I exported from GRASS my elevation grid, "gtopo30.dem", and temperature
point file, "temps.txt", to ascii files to assure I followed a parallel
path with my data.
So, with my data, following Tomislav Hengl's example, I have:
> temps<-read.delim("temps.txt",sep=" ")
> summary(temps)
cat lon lat z T name
Min. : 1.00 Min. :-90.05 Min. :35.82 Min. : 99.0 Min. :61.00 AGC : 1
1st Qu.: 31.75 1st Qu.:-86.63 1st Qu.:38.27 1st Qu.: 197.0 1st Qu.:64.00
AID : 1
Median : 60.50 Median :-84.06 Median :40.09 Median : 255.5 Median :66.00
ALN : 1
Mean : 60.37 Mean :-84.14 Mean :39.86 Mean : 314.2 Mean :66.83 AOH : 1
3rd Qu.: 89.25 3rd Qu.:-81.47 3rd Qu.:41.58 3rd Qu.: 360.0 3rd Qu.:69.00
AOO : 1
Max. :118.00 Max. :-78.32 Max. :42.49 Max. :1155.0 Max. :73.00 ARB : 1
(Other):110
X Y
Min. :-341460 Min. :-342057
1st Qu.: -53847 1st Qu.: -71919
Median : 163999 Median : 119784
Mean : 154474 Mean : 99916
3rd Qu.: 371950 3rd Qu.: 282632
Max. : 632335 Max. : 398186
> library(sp)
> dem<-read.asciigrid("gtopo30.dem")
> class(dem)
[1] "SpatialGridDataFrame"
attr(,"package")
[1] "sp"
> image(dem)
> points(Y ~ X, data=temps)
> class(temps)
[1] "data.frame"
> coordinates(temps)=~X+Y
> dem.ov=overlay(dem,temps)
> summary(dem.ov)
Object of class SpatialPointsDataFrame
Coordinates:
min max
X -341459.8 632334.6
Y -342056.9 398185.9
Is projected: NA
proj4string : [NA]
Number of points: 116
Data attributes:
gtopo30.dem
Min. : 115.3
1st Qu.: 196.9
Median : 245.4
Mean : 306.9
3rd Qu.: 331.0
Max. :1064.5
> temps$gtopo30.dem=dem.ov$gtopo30.dem
> library(lattice)
> plot(T~gtopo30.dem, as.data.frame(temps))

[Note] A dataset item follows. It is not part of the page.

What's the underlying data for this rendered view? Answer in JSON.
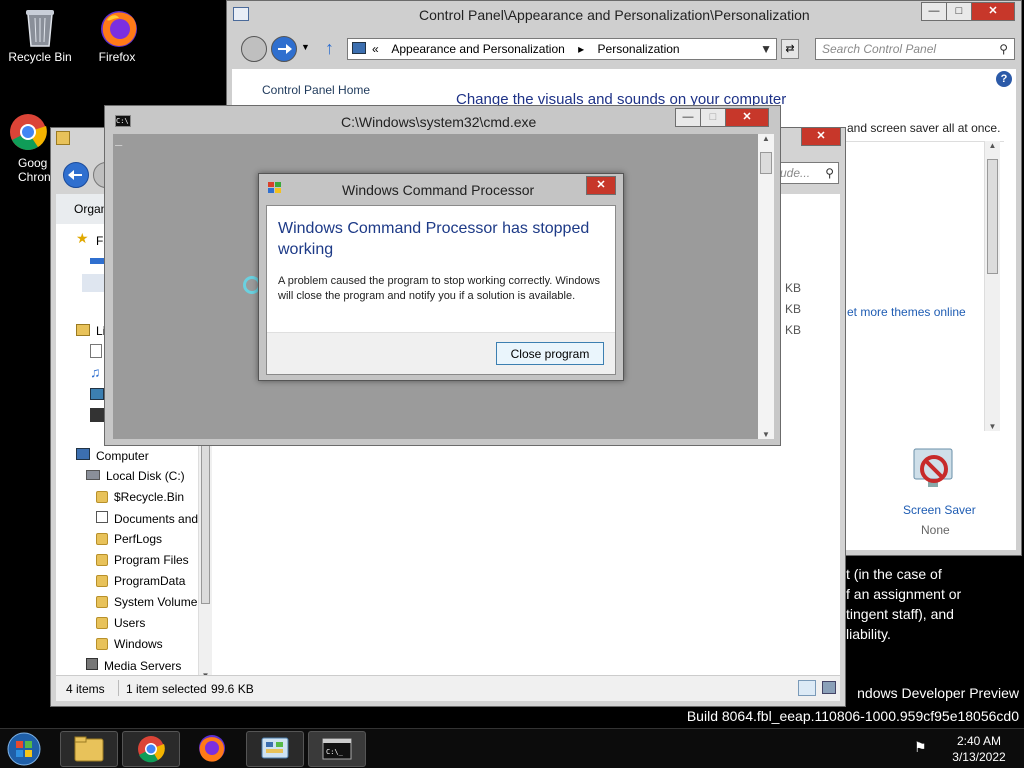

> abline(lm(T~gtopo30.dem, as.data.frame(temps)))
> library(gstat)
> vgm <- vgm(psill=8,model="Exp",range=600000,nugget=3.8)
> vgm_temps_r<-fit.variogram(variogram(T~gtopo30.dem,temps), model=vgm)
> plot(variogram(T~gtopo30.dem,temps),main = "fitted by gstat")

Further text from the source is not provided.